Associazione Nazionale Medici Cardiologi Ospedalieri



AL-Amyloidosis related Advanced Heart Failure diagnosed through F-18-Flutemetanol PET scan

Calabrese Alice Bergamo(BG) РASST Papa Giovanni XXIII Bergamo | Ghisletti Andrea Novara(NO) РUniversità del Piemonte Orientale | Gori Mauro Bergamo(BG) РASST Papa Giovanni III Bergamo


Systemic amyloidosis (SA) is a group of rare diseases in which abnormal misfolded proteins, amyloid fibrils, accumulate in tissue. The gold standard for diagnosis is tissue biopsy of the affected organ, but it is invasive and needs specific proteomic or immunohistochemistry analyses to characterize the involved protein. We report a case of a complex diagnosis of SA in an advanced heart failure (HF) patient.

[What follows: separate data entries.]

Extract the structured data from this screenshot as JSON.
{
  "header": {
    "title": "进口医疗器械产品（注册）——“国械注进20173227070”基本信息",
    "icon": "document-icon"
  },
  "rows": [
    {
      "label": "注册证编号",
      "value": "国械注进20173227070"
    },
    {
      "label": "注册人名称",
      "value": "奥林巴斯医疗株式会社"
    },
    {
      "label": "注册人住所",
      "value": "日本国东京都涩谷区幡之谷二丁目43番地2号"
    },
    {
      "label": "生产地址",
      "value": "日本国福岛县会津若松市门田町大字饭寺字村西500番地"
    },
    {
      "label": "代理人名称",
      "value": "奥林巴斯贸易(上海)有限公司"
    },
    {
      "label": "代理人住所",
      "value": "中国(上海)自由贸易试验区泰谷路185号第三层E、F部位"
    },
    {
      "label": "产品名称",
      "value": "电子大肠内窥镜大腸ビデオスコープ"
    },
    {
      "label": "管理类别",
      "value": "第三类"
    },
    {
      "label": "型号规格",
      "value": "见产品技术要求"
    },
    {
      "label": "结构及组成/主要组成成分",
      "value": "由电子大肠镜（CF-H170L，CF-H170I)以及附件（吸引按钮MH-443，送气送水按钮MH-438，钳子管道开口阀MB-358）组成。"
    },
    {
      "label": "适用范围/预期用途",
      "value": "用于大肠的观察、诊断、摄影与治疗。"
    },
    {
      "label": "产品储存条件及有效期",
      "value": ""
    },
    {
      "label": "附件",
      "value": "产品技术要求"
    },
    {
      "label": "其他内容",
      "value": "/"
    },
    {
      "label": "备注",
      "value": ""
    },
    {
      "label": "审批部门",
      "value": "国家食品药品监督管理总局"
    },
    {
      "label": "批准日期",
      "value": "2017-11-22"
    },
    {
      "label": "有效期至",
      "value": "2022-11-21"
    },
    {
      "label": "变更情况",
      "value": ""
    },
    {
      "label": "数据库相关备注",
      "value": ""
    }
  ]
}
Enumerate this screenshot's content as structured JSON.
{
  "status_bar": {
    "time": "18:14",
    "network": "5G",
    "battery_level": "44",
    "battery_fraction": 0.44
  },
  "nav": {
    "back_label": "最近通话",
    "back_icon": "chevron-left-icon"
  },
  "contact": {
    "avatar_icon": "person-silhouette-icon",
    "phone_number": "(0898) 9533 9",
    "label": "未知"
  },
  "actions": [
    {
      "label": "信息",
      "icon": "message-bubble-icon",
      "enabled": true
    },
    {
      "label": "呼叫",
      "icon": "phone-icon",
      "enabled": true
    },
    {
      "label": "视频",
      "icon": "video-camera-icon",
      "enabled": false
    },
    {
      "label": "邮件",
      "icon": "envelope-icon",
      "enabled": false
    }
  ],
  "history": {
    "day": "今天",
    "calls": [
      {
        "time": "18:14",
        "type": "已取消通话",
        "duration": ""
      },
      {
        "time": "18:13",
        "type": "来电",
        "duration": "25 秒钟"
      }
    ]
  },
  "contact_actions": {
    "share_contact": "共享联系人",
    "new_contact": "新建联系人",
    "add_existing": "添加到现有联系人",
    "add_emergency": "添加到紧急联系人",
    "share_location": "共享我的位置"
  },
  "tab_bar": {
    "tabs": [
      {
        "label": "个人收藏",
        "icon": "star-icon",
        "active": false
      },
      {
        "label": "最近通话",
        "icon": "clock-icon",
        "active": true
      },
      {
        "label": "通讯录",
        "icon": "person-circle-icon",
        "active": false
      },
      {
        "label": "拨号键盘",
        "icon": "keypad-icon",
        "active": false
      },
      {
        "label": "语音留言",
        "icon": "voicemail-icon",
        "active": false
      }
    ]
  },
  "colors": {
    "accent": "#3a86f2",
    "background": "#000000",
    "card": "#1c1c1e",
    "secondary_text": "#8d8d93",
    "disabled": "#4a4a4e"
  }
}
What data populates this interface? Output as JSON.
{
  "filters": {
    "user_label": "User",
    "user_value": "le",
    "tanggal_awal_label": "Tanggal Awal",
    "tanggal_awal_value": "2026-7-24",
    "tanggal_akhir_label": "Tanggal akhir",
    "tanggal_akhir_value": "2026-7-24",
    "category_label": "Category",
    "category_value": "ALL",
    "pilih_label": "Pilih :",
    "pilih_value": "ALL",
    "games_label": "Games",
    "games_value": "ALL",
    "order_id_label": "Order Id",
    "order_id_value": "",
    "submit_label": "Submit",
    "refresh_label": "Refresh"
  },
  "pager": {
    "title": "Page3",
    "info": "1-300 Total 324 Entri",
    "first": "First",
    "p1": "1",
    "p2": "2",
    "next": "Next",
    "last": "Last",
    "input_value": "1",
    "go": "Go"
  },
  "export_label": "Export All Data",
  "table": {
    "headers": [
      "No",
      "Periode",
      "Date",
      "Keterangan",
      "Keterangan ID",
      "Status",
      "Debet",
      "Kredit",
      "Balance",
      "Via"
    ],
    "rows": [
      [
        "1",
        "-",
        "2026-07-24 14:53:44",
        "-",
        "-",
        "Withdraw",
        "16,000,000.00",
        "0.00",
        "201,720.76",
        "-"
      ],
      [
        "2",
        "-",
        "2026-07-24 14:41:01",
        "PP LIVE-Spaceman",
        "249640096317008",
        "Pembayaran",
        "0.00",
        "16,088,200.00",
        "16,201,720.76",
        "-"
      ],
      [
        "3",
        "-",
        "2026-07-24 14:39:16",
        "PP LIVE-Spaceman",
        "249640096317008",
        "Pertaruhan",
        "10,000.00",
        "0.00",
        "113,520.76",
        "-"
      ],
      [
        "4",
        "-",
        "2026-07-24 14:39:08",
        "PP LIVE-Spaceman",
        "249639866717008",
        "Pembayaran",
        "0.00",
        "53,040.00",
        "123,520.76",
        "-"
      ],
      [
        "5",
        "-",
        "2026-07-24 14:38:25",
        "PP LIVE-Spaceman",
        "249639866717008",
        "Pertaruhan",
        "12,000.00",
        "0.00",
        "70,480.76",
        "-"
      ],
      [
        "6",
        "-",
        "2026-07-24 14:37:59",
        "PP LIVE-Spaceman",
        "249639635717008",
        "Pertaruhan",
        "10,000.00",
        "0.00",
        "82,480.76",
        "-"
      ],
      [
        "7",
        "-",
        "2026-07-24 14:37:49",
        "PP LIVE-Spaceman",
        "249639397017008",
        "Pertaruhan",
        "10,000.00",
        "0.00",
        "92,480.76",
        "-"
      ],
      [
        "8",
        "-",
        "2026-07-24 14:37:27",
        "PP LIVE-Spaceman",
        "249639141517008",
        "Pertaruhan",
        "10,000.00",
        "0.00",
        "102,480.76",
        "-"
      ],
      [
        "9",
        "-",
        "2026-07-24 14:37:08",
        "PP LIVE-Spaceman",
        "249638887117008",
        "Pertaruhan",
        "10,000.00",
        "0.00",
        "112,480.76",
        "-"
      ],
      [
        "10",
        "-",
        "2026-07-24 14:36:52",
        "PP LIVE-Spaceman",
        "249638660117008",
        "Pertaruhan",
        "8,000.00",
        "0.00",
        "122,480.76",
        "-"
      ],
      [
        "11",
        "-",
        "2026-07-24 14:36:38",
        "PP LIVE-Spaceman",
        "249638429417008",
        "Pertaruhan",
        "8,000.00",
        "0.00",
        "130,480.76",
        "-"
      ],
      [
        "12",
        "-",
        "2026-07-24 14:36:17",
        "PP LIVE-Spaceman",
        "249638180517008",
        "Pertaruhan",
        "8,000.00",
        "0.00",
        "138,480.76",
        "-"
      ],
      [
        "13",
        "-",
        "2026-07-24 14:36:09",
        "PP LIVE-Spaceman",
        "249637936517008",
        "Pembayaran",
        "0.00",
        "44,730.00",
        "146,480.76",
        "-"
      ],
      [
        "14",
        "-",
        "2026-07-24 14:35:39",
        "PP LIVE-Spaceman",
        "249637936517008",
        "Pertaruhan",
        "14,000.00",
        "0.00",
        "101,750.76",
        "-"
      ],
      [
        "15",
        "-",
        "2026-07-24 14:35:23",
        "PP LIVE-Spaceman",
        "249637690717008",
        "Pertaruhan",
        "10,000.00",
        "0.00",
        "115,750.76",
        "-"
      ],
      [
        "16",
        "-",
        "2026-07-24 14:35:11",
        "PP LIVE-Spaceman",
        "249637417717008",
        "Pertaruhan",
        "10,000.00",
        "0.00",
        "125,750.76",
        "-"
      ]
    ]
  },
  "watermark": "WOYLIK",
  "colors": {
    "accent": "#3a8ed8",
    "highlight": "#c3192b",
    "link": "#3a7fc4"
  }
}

A 68-year-old woman with history of recurrent uveitis started to complain dyspnea in 2022, after Covid19. Since her symptoms worsened, in June 2023 she was diagnosed in another center with restrictive cardiomyopathy with preserved left ventricular (LV) ejection fraction. She underwent coronary angiography (unremarkable), cardiac MRI (aspecific fibrosis), and a FDG-PET scan which showed non-homogeneous LV fixation. The patient was treated with steroids for the suspicion of an immunologic-inflammatory disease, without benefit.

Fourteen months after the initial presentation, she was admitted to our centre for advanced inotrope-dependent HF. She had mildly increased LV hypertrophy and severe systolic dysfunction with restrictive physiology and, notably, peri-orbital subcutaneous hemorrhages (Figure 1). Hematological screening for amyloidosis showed elevated serum free lambda light chains. Repeated cardiac MRI scan was consistent with infiltrative disease. A total-body PET scan with dual tracer was performed. The control session with F-18-FDG showed mild aspecific cardiac uptake in the basal septum and lateral wall (Figure 2), while off-label use of F-18-Flutemetanol, an Alzheimer ‘s disease approved experimental tracer that binds to amyloid fibrils beta sheets with very high sensitivity and specificity, showed intense cardiac, hepatic, pulmonary and muscular uptake, with wash-out-timing diagnostic for AL-SA (Figure 3). Periumbilical fat biopsy confirmed the clinical suspicion of SA. Hematological investigations led to the diagnosis of stage I-A lambda micromolecular multiple myeloma, with systemic amyloidosis and a IIIb cardiac prognostic score.


Endomyocardial biopsy is an invasive procedure and periumbilical fat biopsy discriminates the amyloid protein type only by proteomic analysis, which is available in very few Italian centres. The off-label use of Alzheimers’ PET tracers could reduce the delay of cardiac AL-SA diagnosis, allowing early disease identification and prompting timely hematological therapy.